No. Yes. Maybe. I don't know what I want, except that I'm not ready for her to walk away again. "I just thought there would be more... hockey questions."

"I got what I needed," she says, but she doesn't move to pack up her things. "Unless there's something else you think I should include?"

I hesitate because I’m trying to find a reason to keep her here and am having a hard time coming up with one. "Maybe about the team dynamics? The relationship between offense and defense?"

"Alright. Tell me about that."

"It's...complicated." I fumble for words, suddenly aware I've created an opening I don't know how to fill. "The forwards get a lot of the glory, but defense wins championships. There’s this competitive edge that runs through all of us in numerous ways. What it all boils down to is that we have to trust each other completely and communicate. No matter what.”

"Like you and Knox?" Her question is pointed, and I know she's not just talking about hockey anymore.

"Something like that." I meet her gaze. "I would say we trust each other wholeheartedly. Sometimes the people closest to you are the hardest to communicate with."

"I wouldn't know about that." She tucks a stray strand of hair behind her ear. "Communication has never been my issue."

It doesn’t take a million guesses to figure out what she’s referring to. "Maybe it's been mine," I admit quietly.

"That's...honest."

"You wanted real."

"I did." She fiddles with her pen. "I just didn't expect it to apply to...everything."

"It wasn't supposed to, but sometimes things just...spill over."

Her eyes flick up to mine, bright and intense. "Like that night?"

We both know exactly which night she means. "Yeah," I say, because there's no point in pretending otherwise. "Like that night."

"You never said anything. After."

"Neither did you."

"You pulled away," she reminds me, a hint of that familiar fire returning to her eyes. "Hard to say anything after that."

"I panicked. It wasn’t my finest moment."

"That's putting it mildly." Her words have bite, but there's something else there too. Hurt, maybe. "You kissed me like...like that, and then just—nothing. For years."

"It wasn't nothing," I say without thinking. "Not to me."

She stares at me and I wish I knew what she was thinking about. For a moment, I think she might get up and leave. Instead, she closes her notebook slowly.

"Then what was it?"

The question feels like a trap, but I'm tired of dodging. "Complicated."

"That's not an answer."

"It's the truth." I run a hand through my hair, frustrated. "You're Knox's sister. My best friend’s sibling. There are lines you shouldn’t cross."
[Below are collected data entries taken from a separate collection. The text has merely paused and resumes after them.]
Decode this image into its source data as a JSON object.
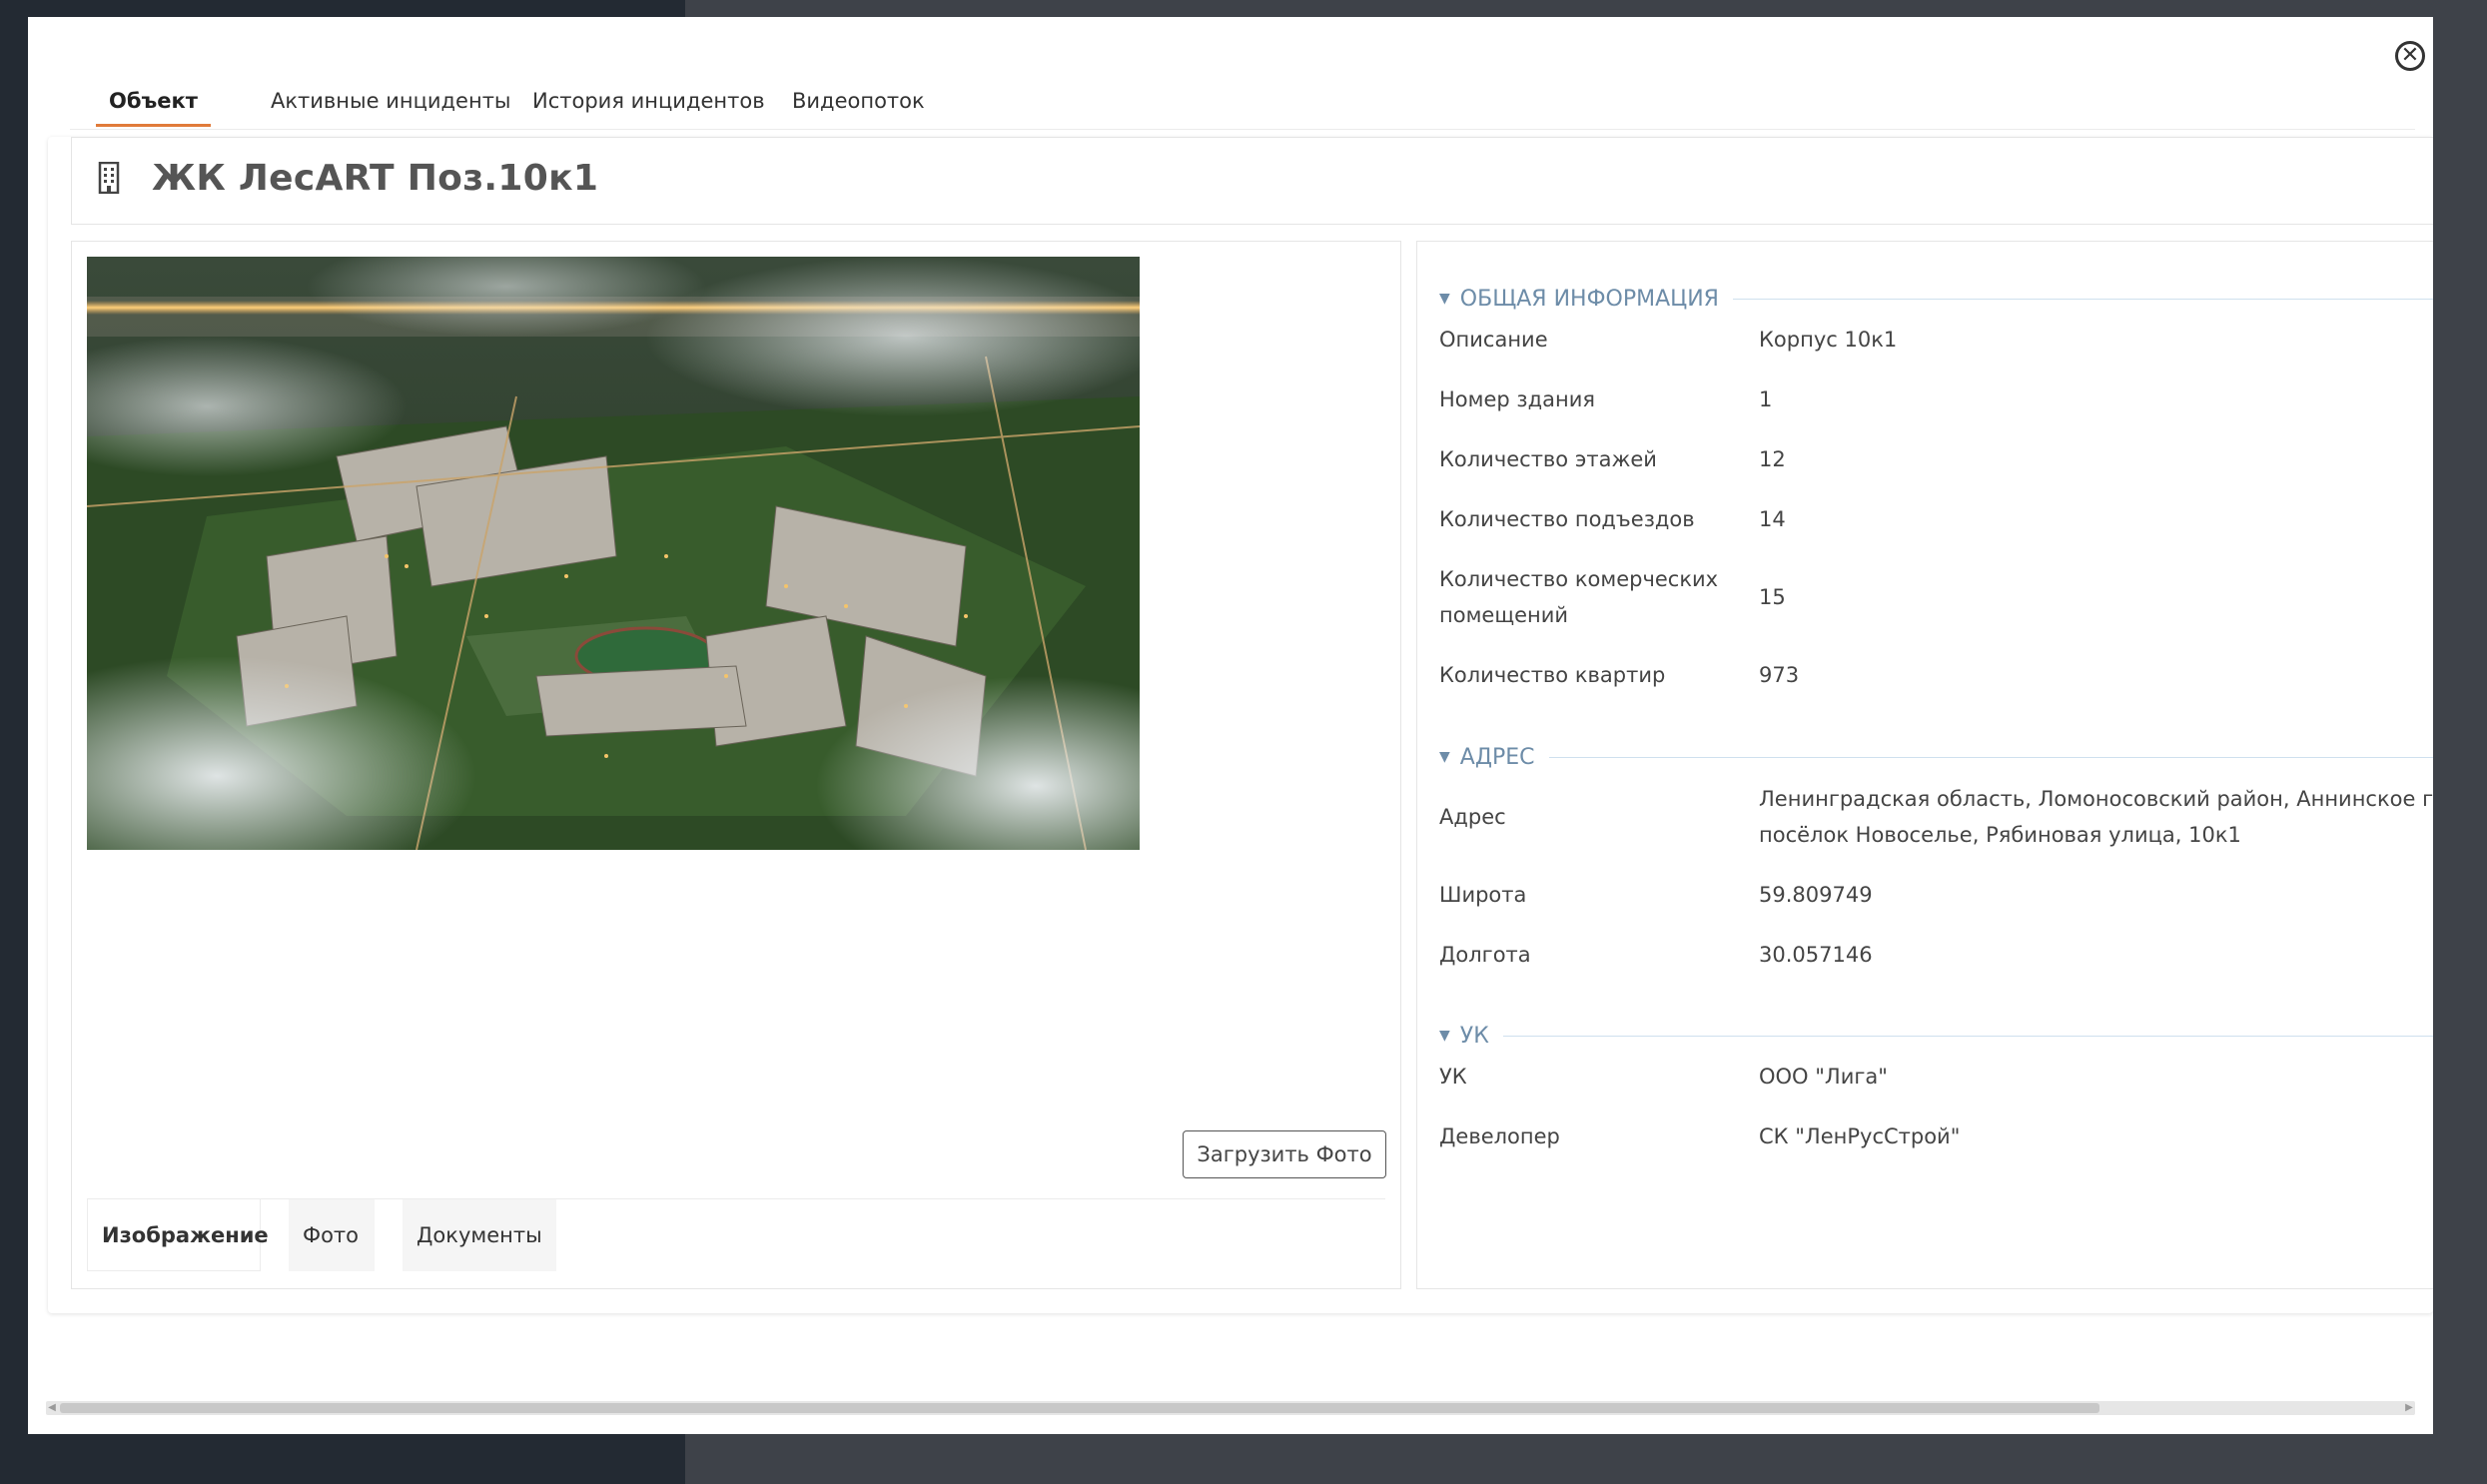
{
  "tabs": [
    "Объект",
    "Активные инциденты",
    "История инцидентов",
    "Видеопоток"
  ],
  "title": "ЖК ЛесART Поз.10к1",
  "upload_label": "Загрузить Фото",
  "bottom_tabs": [
    "Изображение",
    "Фото",
    "Документы"
  ],
  "sections": {
    "general": {
      "heading": "ОБЩАЯ ИНФОРМАЦИЯ",
      "rows": [
        {
          "label": "Описание",
          "value": "Корпус 10к1"
        },
        {
          "label": "Номер здания",
          "value": "1"
        },
        {
          "label": "Количество этажей",
          "value": "12"
        },
        {
          "label": "Количество подъездов",
          "value": "14"
        },
        {
          "label": "Количество комерческих помещений",
          "value": "15"
        },
        {
          "label": "Количество квартир",
          "value": "973"
        }
      ]
    },
    "address": {
      "heading": "АДРЕС",
      "rows": [
        {
          "label": "Адрес",
          "value_line1": "Ленинградская область, Ломоносовский район, Аннинское городское поселение,",
          "value_line2": "посёлок Новоселье, Рябиновая улица, 10к1"
        },
        {
          "label": "Широта",
          "value": "59.809749"
        },
        {
          "label": "Долгота",
          "value": "30.057146"
        }
      ]
    },
    "uk": {
      "heading": "УК",
      "rows": [
        {
          "label": "УК",
          "value": "ООО \"Лига\""
        },
        {
          "label": "Девелопер",
          "value": "СК \"ЛенРусСтрой\""
        }
      ]
    }
  },
  "icons": {
    "close": "close-circle-icon",
    "building": "building-icon",
    "collapse": "caret-down-icon"
  },
  "colors": {
    "accent": "#e07b39",
    "section": "#6d8ca8"
  }
}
This time she rolls her eyes and I see the fire growing within them. “Sounds like a bullshit excuse to me.”

"Is it?" I lean forward in my chair and allow my hands to hang between my legs. "You think Knox wouldn't have had something to say about it?"

"Knox doesn't control my life," she shoots back.

"No, but he's important to both of us." I move my hands and rub them against my jeans in an attempt to do something that would help me organize my thoughts. "And it wasn't just that. You were a freshman. I was a sophomore. The timing was?—"

"Spare me the logistics, Dalton." She raises her voice slightly and I know it’s only a matter of time before we begin to draw attention to ourselves in this quiet place.

She must sense it too because she looks around before she returns her gaze to me.

"If you weren't interested, you could have just said so instead of making me feel like I'd imagined the whole thing. "

"That's not?—"

My words die on my lips when her phone vibrates on the table. Willow breaks eye contact first, reaching for her device. She unlocks her phone and her expression shifts as she reads whatever's on the screen. A small smile appears on her face and for some reason, that has me concerned.

"Everything okay?" I ask, unable to help myself.

"Yeah," she says, still looking at her screen. "I got accepted into something."

The casual way she says it catches me off guard. Like she's both trying to share something important and pretend it doesn't matter all at once.

"Yeah? What is it?" I ask, curiosity getting the best of me.

“You don’t need to worry about it.” She slips her phone into her pocket, already gathering her notebook and her bag. I’m sure that is her way of nicely telling me to mind my business, which is valid. “Anyway, thanks for taking the time to meet up with me.”

“It wasn’t a problem. If you need anything else, you know how to reach me.”

“That I do,” she says as she puts her coat back on. She struggles for a hot second and the urge to help her is strong, but I hold back because I know it won’t be welcomed.

She finally gets the coat on and I'm left to wonder what it is she got accepted to. It's clearly something that matters to her, based on that small smile. A job for the summer? Early graduate school program? A study abroad program for fall next year?

"Well," she says, adjusting her bag on her shoulder. "See you around."

She turns to leave and this time I let her because I can’t find a reason that would get her to stay.